Turbulent dissipation and other rates of change. - David McComb on the Physics of Turbulence

Turbulent dissipation and other rates of change.
When I was working for my PhD with Sam Edwards in the late 1960s, my second supervisor was David Leslie. We would meet up every so often to discuss progress, and I recall that David was invariably exasperated by our concentration on asymptotic behaviour at high wavenumbers. He was strongly motivated towards applications, and felt that the production process at low wavenumbers was more important. To him the dissipation was uninteresting. He used to say to us: `you are messing about down in the drains, when the interesting stuff is all in the production region.’

We had many good humoured arguments but none of us changed our positions. Yet with the passage of time, I increasingly feel that David had a point; even when we restrict our attention to isotropic turbulence. In fact, I would go further and argue that much of the confusion over the Kolmogorov (1941) picture, arises from a failure to see that the dissipation is not the primary quantity. And even when one arrives legitimately at the dissipation (having first considered the production and then the inertial transfer rates), there is often confusion between the instantaneous dissipation rate and the mean dissipation rate. I have myself contributed to that confusion, and this is an opportunity to set matters straight. But first let us consider what the usual practices are.

Kolmogorov used $\epsilon$ for the instantaneous dissipation and $\bar{\epsilon}$ for the mean. Then, in 1953, Batchelor used $\epsilon$ for the mean dissipation (see equation (6.3.2) in the second edition of his book). A few years later, in 1959, Hinze favoured $\varepsilon$ for the mean dissipation, and this has tended to prevail ever since, particularly in theoretical physics, where $\epsilon$ is used as an expansion parameter: e.g. the famous $\epsilon$-expansion!

In my 1990 book [1], I used $\varepsilon$ for instantaneous dissipation in equation (1.17) and $\langle \varepsilon \rangle$ for the mean dissipation in equation (A18). Unfortunately, where I discuss the Kolmogorov variables, in Chapter Two and elsewhere, it is clear that I intend $\varepsilon$ to be the mean dissipation rate. In fact this is the most prevalent usage throughout the literature, at least in theoretical work. When one thinks about it; well it makes sense. One is only ever really interested in mean quantities and a hat notation can be used for instantaneous values where they are required. In my later book [2], I tried to sort this out, as follows: \[\widehat{\varepsilon}=\; \mbox{instantaneous dissipation}\] \[\varepsilon=\;\mbox{mean dissipation}\] \[\varepsilon_D = -\ddt E :\;\mbox{the eddy decay rate}\] \[\varepsilon_T = \Pi_{max} :\;\mbox{maximum rate of inertial transfer}\] \[\varepsilon_W :\;\mbox{rate at which stirring forces do work on the fluid}\].

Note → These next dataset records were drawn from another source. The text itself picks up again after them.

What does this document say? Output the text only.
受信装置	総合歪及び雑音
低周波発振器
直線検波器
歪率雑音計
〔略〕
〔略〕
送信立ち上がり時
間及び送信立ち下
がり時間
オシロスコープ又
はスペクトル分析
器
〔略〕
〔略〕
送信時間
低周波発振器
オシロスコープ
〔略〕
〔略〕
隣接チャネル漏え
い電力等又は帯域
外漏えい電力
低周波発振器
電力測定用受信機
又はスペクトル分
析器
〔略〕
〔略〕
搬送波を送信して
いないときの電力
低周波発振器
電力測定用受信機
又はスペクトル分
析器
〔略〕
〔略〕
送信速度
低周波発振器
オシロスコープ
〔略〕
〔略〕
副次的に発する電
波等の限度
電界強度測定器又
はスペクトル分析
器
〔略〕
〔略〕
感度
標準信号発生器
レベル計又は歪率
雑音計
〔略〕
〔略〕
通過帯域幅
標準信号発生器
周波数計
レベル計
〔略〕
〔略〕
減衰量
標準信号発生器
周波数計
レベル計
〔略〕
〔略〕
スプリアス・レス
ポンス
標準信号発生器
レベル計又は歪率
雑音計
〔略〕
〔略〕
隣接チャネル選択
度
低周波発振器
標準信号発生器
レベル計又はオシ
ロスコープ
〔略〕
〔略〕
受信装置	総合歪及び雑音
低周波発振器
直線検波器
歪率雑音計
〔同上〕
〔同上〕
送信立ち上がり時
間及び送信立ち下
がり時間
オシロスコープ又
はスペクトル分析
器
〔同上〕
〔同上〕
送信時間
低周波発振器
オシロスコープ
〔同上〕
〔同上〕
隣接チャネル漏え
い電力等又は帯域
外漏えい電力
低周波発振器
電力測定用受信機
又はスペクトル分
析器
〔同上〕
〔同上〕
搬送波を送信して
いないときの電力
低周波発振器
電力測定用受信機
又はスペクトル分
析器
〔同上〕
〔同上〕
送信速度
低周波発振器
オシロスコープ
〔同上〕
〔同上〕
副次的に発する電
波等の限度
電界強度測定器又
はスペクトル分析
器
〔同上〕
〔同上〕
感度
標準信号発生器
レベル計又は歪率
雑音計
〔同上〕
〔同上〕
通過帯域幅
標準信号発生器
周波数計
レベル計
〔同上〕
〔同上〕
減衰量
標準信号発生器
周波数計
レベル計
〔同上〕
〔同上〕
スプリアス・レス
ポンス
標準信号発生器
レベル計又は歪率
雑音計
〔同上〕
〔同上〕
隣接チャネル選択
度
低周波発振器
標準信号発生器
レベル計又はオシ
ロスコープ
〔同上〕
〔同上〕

So how does this help us with Kolmogorov, back in 1941? Well, in fact it helps us with Obukhov who, unlike Kolmogorov, worked in wavenumber space where there actually is a turbulence cascade. Obukhov realised that as the Reynolds number increased, there would be a limit where the inertial transfer rate became equal to the dissipation. As the Reynolds number continued to increase, this region of maximum energy transfer would increase in extent, to ever higher wavenumbers. This behaviour has been amply confirmed and is an example of scale invariance. It was recognized by both Obukhov and Onsager that in this range of wavenumbers the spectrum would take the form \[E(k) \sim \varepsilon_T^{2/3}k^{-5/3}.\] If you wish, you can replace the rate of inertial transfer with the dissipation rate. If you want to derive Kolmogorov’s $r^{2/3}$ law, then just Fourier transform the Obukhov result for the spectrum. It is the form that has been derived by a properly formulated physical argument. It would be difficult to see how anyone could drag in the so-called intermittency corrections!

[1] W. D. McComb. The Physics of Fluid Turbulence. Oxford University Press, 1990.
[2] W. David McComb. Homogeneous, Isotropic Turbulence: Phenomenology, Renormalization and Statistical Closures. Oxford University Press, 2014.